For a long time the body modification community, while deeply isolated from the mainstream in a way that may be hard for younger people today to really relate to, had a wonderful sense of solidarity — a sense that we’re all in this together, a sense of all supporting each other’s personal paths, from the subtle to the extreme — but now it feels like there’s infighting and intra-community prejudice. We once all worked together to better ourselves and share our experiences — for example the creation of BME’s various knowledge-bases (birthed from the earlier Usenet FAQs) that brought the world level-headed accurate information on modifications and their risks, as well as the thousands of detailed “experiences” that people wrote — whereas now it seems like the majority of modification media is just about posting pictures, devoid of any real stories or information, reducing them to visual pornography for people to “cheer and jeer” at. All of these changes have slowly eaten away at the character of the body modification community and changed it in subtle and unpleasant ways.
In reading Larratt's writings over the last few years I knew his health was not good. However, his suicide comes as a shock in part because he deeply loved his daughter Caitlin. For him to end his life and not be a part of her life must have been exceedingly difficult. In his words:
The last three or four years have been a daily struggle, beginning with a multi-layered pain made up of a never-ending, never-lulling dull throbbing from the core of my muscles beginning in my legs and eventually spreading out over my entire body, coupled with a constant burning sensation in my skin that made it impossible for me to feel anyone’s touch without it being a bitter agony. I held out hope that a treatment for the pain if not a cure could be found, but every difficult diagnostic step only confirmed the degenerative condition replacing healthy tissue with junk calcium was incurable, and every new attempt to treat the pain only emphasized that it was inescapable. Not only that, but every day it grew. As impossibly painful every day of this process has been, it has been made more difficult by knowing that the next day will always be worse, and every day that goes by I have less defences against a more powerful foe. There was a time that I believed that I could cope with the unending pain, but then the pain’s root began catching up to me as less and less healthy muscle tissue remained. Every day I could walk a little less. Carry a little less. Use my hands a little less. Bit by bit it chipped away at me. As I write this even standing up is indescribably painful, even sitting up, and the idea of walking nightmarish, although I have done my best to hide it and keep it buried.

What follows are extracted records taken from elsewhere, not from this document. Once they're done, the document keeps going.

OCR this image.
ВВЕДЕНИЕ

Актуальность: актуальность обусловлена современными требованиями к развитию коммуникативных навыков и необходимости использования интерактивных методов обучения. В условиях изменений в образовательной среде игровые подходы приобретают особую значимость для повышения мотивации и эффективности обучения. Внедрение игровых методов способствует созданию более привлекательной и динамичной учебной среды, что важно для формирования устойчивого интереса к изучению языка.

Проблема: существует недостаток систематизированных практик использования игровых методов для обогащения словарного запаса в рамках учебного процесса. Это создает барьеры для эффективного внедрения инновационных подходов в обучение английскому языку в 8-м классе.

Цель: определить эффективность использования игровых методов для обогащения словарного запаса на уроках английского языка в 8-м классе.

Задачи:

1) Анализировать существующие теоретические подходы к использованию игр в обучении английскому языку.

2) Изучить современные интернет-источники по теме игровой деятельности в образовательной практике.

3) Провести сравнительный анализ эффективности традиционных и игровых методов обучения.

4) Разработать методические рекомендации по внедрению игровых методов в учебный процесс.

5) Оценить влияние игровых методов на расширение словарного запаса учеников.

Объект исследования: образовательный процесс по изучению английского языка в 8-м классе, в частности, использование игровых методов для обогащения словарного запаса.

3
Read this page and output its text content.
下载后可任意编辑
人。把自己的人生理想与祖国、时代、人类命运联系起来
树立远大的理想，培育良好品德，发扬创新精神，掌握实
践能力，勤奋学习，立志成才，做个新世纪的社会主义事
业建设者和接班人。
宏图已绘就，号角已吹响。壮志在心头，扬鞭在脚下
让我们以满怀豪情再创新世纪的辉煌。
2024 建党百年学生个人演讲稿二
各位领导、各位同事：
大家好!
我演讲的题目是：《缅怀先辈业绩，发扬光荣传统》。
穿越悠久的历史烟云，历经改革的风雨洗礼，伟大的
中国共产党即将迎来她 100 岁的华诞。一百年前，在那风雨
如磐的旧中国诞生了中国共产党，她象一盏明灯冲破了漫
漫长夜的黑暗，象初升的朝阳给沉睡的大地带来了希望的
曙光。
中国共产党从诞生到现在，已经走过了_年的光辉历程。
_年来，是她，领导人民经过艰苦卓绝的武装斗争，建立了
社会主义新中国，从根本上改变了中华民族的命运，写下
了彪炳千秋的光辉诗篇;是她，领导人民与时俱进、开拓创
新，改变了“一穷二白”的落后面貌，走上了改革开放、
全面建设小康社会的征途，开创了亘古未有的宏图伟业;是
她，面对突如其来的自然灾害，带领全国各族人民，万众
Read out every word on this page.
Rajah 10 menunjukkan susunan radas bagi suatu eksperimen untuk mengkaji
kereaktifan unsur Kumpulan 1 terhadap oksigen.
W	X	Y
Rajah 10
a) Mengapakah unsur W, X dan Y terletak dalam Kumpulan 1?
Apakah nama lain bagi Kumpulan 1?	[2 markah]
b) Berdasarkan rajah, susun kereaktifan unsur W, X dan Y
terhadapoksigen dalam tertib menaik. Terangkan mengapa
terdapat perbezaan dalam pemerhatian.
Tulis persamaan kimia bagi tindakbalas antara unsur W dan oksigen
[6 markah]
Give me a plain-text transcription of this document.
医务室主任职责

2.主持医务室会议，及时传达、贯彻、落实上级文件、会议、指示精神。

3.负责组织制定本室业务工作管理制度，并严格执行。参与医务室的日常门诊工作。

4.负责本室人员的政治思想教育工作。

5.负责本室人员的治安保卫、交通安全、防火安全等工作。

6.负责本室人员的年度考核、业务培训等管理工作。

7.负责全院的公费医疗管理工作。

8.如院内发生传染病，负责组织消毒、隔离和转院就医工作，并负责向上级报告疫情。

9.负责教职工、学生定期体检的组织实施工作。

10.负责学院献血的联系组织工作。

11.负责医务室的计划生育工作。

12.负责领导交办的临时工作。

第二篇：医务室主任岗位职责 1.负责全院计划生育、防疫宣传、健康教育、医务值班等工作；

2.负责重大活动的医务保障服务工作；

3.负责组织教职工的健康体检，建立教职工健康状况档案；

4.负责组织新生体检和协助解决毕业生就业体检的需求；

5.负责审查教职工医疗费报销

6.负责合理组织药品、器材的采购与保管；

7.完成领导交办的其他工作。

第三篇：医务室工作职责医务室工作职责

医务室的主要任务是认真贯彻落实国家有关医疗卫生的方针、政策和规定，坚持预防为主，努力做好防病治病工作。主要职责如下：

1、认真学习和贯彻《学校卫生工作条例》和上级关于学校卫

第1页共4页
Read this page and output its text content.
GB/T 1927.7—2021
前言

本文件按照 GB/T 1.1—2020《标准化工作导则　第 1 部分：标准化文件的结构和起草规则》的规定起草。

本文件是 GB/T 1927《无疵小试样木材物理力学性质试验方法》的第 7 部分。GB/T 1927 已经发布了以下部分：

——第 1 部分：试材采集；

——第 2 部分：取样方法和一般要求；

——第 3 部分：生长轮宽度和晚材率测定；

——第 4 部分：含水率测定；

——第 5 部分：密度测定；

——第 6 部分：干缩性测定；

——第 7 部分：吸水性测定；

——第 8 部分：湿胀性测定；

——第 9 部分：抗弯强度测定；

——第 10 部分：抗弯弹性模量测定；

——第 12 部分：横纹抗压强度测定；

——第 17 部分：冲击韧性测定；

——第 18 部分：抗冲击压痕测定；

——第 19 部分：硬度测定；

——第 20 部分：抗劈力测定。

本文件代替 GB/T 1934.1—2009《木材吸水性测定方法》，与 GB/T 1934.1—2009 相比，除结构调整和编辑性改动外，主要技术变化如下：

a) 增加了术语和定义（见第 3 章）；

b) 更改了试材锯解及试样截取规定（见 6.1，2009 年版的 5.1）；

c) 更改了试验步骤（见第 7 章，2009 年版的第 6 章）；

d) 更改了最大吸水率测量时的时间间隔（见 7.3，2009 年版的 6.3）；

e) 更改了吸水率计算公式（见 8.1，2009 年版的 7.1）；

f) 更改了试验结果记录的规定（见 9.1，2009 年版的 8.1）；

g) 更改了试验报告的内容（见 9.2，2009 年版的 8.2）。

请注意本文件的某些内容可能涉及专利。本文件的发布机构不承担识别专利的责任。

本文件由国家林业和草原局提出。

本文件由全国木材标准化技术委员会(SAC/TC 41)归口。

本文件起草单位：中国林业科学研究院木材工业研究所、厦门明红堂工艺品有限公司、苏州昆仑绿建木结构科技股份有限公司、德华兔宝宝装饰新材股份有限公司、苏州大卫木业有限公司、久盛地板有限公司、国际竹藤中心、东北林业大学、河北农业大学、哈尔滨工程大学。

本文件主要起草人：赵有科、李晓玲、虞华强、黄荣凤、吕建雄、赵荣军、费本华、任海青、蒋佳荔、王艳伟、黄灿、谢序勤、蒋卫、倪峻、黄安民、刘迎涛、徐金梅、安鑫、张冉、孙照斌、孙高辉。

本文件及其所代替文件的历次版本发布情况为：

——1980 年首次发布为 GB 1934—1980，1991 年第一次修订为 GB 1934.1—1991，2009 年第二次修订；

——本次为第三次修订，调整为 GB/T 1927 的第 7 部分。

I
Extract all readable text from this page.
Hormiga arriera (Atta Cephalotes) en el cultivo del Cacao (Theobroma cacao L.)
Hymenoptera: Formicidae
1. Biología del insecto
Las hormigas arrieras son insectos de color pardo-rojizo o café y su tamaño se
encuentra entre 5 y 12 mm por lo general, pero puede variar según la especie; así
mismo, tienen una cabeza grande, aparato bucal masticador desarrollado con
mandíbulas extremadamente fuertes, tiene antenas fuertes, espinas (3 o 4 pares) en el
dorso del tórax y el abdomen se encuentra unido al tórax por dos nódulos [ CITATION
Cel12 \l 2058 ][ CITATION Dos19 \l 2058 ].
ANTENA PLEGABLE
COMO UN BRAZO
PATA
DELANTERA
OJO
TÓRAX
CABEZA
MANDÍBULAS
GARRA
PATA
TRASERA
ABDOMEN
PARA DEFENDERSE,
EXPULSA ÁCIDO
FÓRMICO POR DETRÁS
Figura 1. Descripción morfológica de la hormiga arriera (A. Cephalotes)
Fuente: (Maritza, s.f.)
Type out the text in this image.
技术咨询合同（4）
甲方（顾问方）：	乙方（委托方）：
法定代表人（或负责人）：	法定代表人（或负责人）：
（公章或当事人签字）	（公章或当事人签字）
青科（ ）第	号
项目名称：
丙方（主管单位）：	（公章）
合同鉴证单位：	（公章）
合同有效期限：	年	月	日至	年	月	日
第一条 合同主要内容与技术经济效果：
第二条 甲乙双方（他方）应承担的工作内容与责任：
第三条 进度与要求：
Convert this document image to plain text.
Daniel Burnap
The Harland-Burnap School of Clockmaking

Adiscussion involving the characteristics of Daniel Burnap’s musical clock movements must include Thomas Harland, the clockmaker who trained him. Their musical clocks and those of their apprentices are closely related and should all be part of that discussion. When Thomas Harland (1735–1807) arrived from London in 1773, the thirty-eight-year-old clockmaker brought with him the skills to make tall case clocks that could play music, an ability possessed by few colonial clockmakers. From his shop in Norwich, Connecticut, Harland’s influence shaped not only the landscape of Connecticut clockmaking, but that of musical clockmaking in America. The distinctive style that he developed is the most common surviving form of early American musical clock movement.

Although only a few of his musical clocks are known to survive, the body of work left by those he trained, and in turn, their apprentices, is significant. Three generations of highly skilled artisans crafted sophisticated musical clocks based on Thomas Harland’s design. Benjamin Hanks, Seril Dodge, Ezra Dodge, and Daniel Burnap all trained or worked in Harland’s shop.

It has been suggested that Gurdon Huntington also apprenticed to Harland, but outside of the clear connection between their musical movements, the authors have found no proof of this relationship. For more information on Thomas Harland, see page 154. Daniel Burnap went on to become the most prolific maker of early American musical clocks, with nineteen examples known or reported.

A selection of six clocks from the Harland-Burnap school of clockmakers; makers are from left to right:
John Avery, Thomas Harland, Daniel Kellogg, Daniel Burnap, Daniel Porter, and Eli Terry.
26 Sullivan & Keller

I wish I could have exposed Larratt to the disability rights community. Perhaps it would have made a difference. Perhaps he would also have better been able to assert himself as he questioned the quality of the medical care he received. On this front, I am sure he is correct. As a modified man he must have experienced significant discrimination.
I have mixed feelings about the medical treatment that I’ve received. From everything I have seen and understand, I don’t believe that anything could have been done to fundamentally “cure” me (although I suspect that cures for these sorts of genetic conditions will come in a decade or two — I wish I could have made it that long). This condition is what it is, and it was probably fated for me the day I was born... I believe that there were fundamental shortcomings in the way both my condition and my pain were treated, and that the last few years could have been much more pleasant if the pain had been more aggressively managed. I believe this was in part because of the prejudice of multiple doctors due to my appearance causing them to stereotype me as drug seeking (and the simple reality is that it can be hard to tell, and we are so cruel as to prefer to “punish” the sick than to “reward” the mentally ill). I wish there was some way to make those doctors understand the cruelty they enacted. A patient should have the right to a pain free life, even if that comes with some risk.
This passage is heart breaking as is his championship of assisted suicide in Canada. Obviously I disagree but have always felt I learn far more from those I disagree with than with those I share similar views with. Today is not the day to disagree. Today is a day to mourn an important man whose death will touch people such as myself that knew Larratt by his works alone. To his family I offer my thoughts and good wishes at a terrible time in their life. I hope their grief will not be overwhelming. Tonight I will pull out I am the Strength of Art, Larratt's first venture into the "real world" of publishing and pour myself a stif drink in his honor. Larratt made only 500 copies of this book and it was "hand assembled by either Caitlin or I while sitting in my back yard so not only are holding what I believe is a piece of art, but a piece of history as well (maybe in ten years you can sell it on ebay". Rest in piece Shannon Larratt.